A limitation of this study is that, unlike the heart, the hindlimb ischemic model does not allow for the evaluation of systolic and diastolic functions and of postischemic remodeling. However, the results presented pertain to cell-based angiogenesis, for which there exists no adequate, clinically relevant rodent model of myocardial ischemia, whereas the ischemic hindlimb constitutes an accepted model for the evaluation of angiogenic therapies in an ischemic milieu.23,24 Although possible risks associated with matrix injection into the myocardium remain to be investigated, recent studies have shown that following infarction, the use of an injectable matrix can improve ventricular geometry and function.12,25 Another limitation is the current lack of available whole tissue imaging methods for specific, late evaluation of cell fate after delivery.24
In summary, CD133+CD34+VEGFR-2+ vasculogenic progenitor cells could be generated and expanded from the CD133− cell fraction of PBMCs.

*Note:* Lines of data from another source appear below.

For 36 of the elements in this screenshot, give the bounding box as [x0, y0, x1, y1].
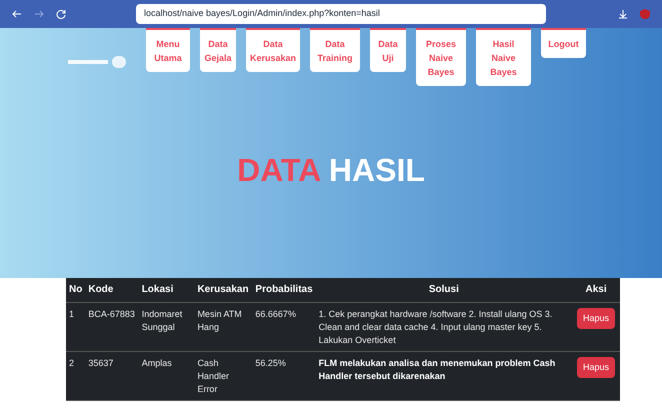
- table-cell: Indomaret Sunggal: [138, 302, 194, 351]
- page-title: HASIL: [328, 152, 425, 188]
- table-cell: Mesin ATM Hang: [194, 302, 252, 351]
- table-cell: 1. Cek perangkat hardware /software 2. Install ulang OS 3. Clean and clear data cache 4. Input ulang master key 5. Lakukan Overticket: [316, 302, 572, 351]
- nav-button[interactable]: Data Kerusakan: [246, 28, 300, 72]
- page-title-accent: DATA: [237, 152, 320, 188]
- nav-button[interactable]: Data Uji: [370, 28, 406, 72]
- column-header: Kode: [85, 278, 139, 302]
- nav-button[interactable]: Logout: [541, 28, 586, 58]
- nav-button[interactable]: Hasil Naive Bayes: [476, 28, 531, 86]
- table-cell: 35637: [85, 351, 139, 400]
- table-cell: Amplas: [138, 351, 194, 400]
- reload-icon[interactable]: [56, 9, 66, 19]
- nav-button[interactable]: Proses Naive Bayes: [416, 28, 466, 86]
- nav-button[interactable]: Data Training: [310, 28, 360, 72]
- nav-button[interactable]: Data Gejala: [200, 28, 236, 72]
- table-cell: 1: [66, 302, 86, 351]
- column-header: Kerusakan: [194, 278, 252, 302]
- nav-button[interactable]: Menu Utama: [146, 28, 190, 72]
- table-cell: Cash Handler Error: [194, 351, 252, 400]
- address-bar[interactable]: localhost/naive bayes/Login/Admin/index.php?konten=hasil: [136, 4, 546, 24]
- table-cell: BCA-67883: [85, 302, 139, 351]
- column-header: Lokasi: [138, 278, 194, 302]
- delete-button[interactable]: Hapus: [577, 308, 616, 329]
- column-header: Aksi: [572, 278, 620, 302]
- column-header: Solusi: [316, 278, 572, 302]
- delete-button[interactable]: Hapus: [577, 356, 616, 378]
- back-icon[interactable]: [12, 9, 22, 19]
- table-cell: 2: [66, 351, 86, 400]
- column-header: No: [66, 278, 86, 302]
- download-icon[interactable]: [618, 9, 628, 19]
- column-header: Probabilitas: [252, 278, 316, 302]
- table-cell: 56.25%: [252, 351, 316, 400]
- table-cell: 66.6667%: [252, 302, 316, 351]
- url-text: localhost/naive bayes/Login/Admin/index.php?konten=hasil: [144, 7, 380, 20]
- table-cell: FLM melakukan analisa dan menemukan problem Cash Handler tersebut dikarenakan: [316, 351, 572, 400]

This may provide a noninvasive means to obtain sufficient numbers of autologous progenitors from the peripheral blood for use clinically. On transplantation, the retention of these cells and contribution to vasculogenesis in ischemic hindlimbs was enhanced by delivery using an injectable collagen-based matrix. Generation of vasculogenic progenitors and the use of collagen matrices for their delivery may therefore constitute a promising combined approach to overcome the obstacles of cell choice, availability, engraftment, and viability that currently compromise the efficacy of cell-based therapeutic angiogenesis strategies.
Sources of Funding
This work was supported by grant MOP-77536 from the Canadian Institutes of Health Research (to Drs Ruel and Suuronen), by award 7346 from the Canadian Foundation for Innovation (to Dr Ruel), and by a Heart and Stroke Foundation of Canada/AstraZeneca Canada Inc Fellowship (to Dr Suuronen).
Presented at the American Heart Association Scientific Sessions, Dallas, Tex, November 13–16, 2005.